P.R. Laws Ap. tit. 32A, § IV, Rule 10

2019-02-20 00:00:00+00
Rule 10. Weight and sufficiency of evidence

The court or the trier of facts shall weigh the evidence introduced in order to determine which facts have been established or proven, subject to the following principles:

(A) The burden of proof is on the party who would be defeated if no evidence were introduced by either side.

(B) The burden of producing evidence is, first of all, upon the party holding the affirmative of the issue.

(C) To establish a fact, the degree of proof required is not that which, excluding the possibility of error, produces absolute certainty; the only requirement is moral certainty or conviction upon an unprejudiced mind.

(D) Direct evidence from a witness who deserves full credit is sufficient proof of any fact, unless otherwise provided by statute.

(E) The court or jury is not bound to decide in conformity with the declarations of any number of witnesses which do not produce conviction in their minds, against a lesser number of witnesses or against other evidence convincing to their minds.

(F) In civil cases, the trier’s decision shall be in accordance with the preponderance of evidence on the basis of probability; in criminal cases, guilt must be established beyond a reasonable doubt.

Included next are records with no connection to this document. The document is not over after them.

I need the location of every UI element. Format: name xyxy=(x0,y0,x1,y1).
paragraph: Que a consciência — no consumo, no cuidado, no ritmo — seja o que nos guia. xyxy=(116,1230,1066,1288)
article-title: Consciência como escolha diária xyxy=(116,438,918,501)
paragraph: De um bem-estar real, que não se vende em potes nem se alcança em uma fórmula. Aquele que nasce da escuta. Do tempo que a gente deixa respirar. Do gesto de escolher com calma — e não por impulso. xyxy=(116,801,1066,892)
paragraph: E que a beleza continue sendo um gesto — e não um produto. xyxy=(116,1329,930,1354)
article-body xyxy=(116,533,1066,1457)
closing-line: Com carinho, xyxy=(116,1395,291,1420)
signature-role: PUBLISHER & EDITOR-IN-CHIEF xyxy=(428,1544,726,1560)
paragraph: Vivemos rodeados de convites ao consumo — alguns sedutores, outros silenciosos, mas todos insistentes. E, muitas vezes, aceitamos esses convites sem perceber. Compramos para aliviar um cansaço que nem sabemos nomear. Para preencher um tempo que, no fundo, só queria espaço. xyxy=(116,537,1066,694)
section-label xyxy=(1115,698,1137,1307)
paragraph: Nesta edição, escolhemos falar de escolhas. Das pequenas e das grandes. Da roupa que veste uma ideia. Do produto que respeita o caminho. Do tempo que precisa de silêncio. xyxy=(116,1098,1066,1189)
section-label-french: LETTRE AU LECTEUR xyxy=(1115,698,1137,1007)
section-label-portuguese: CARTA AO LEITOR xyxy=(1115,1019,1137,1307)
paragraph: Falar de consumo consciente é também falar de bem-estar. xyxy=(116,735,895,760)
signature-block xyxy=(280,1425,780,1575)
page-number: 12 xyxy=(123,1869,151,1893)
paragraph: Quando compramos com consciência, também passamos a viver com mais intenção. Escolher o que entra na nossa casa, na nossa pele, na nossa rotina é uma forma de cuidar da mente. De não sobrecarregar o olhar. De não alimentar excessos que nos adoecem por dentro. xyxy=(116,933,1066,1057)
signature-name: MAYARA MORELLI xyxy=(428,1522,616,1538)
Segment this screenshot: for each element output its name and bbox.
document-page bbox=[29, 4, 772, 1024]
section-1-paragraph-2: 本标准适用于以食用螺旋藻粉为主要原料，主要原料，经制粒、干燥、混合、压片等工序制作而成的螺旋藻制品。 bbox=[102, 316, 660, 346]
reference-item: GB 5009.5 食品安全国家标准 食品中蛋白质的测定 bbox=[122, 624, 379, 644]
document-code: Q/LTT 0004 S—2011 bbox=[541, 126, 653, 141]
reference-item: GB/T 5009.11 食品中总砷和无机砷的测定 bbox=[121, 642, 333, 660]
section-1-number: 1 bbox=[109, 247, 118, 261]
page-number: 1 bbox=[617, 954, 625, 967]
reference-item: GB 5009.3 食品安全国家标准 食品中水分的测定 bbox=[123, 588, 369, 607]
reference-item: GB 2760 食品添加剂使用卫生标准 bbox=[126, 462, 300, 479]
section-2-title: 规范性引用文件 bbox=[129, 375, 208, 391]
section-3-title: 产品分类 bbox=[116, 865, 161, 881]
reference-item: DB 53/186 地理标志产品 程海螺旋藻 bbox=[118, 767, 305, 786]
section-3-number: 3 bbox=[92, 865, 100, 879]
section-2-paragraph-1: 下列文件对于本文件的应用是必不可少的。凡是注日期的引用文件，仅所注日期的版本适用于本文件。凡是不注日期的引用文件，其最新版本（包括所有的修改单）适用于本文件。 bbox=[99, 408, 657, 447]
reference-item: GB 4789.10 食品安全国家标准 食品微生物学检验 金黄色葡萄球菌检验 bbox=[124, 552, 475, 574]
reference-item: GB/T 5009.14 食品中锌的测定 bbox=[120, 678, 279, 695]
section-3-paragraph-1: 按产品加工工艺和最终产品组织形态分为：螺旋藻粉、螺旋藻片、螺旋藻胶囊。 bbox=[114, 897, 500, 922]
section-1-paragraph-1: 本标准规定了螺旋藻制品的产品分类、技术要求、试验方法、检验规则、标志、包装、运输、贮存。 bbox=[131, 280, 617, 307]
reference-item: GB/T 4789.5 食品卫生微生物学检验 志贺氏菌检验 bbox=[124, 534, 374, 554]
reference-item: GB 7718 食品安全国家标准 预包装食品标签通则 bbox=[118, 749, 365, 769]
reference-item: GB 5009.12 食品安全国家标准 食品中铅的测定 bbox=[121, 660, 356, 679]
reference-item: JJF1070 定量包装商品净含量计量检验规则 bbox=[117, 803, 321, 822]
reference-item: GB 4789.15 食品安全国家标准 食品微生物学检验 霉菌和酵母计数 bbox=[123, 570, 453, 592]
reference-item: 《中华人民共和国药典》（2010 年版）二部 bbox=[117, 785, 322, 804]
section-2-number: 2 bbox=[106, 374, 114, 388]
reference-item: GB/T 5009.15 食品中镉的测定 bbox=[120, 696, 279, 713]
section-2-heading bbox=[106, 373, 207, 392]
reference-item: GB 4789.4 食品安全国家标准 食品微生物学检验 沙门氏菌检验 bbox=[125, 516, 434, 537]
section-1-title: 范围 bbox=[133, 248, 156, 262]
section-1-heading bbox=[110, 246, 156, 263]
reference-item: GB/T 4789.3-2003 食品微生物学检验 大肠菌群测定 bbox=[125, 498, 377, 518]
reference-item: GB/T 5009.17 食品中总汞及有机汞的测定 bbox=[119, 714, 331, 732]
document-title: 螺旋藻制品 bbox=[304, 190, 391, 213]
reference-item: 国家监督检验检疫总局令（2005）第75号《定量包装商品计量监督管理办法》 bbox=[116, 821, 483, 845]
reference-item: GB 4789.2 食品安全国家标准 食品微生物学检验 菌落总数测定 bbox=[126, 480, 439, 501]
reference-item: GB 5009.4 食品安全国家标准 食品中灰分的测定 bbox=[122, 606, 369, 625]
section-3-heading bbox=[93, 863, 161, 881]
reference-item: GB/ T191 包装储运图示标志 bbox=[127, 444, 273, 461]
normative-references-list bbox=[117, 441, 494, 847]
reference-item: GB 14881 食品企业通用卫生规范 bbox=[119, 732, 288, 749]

(G) When it seems that a party offers evidence that is weaker and less satisfactory than the one it could have offered, the evidence introduced should be viewed with distrust.

(H) Any fact in controversy may be established through direct, indirect or circumstantial evidence. Direct evidence is that which proves the fact in controversy without inference or presumption and which, if true, establishes the fact conclusively. Indirect or circumstantial evidence is that which tends to establish the fact in controversy by proving another one from which-together with other established facts-one could reasonably infer the fact in controversy.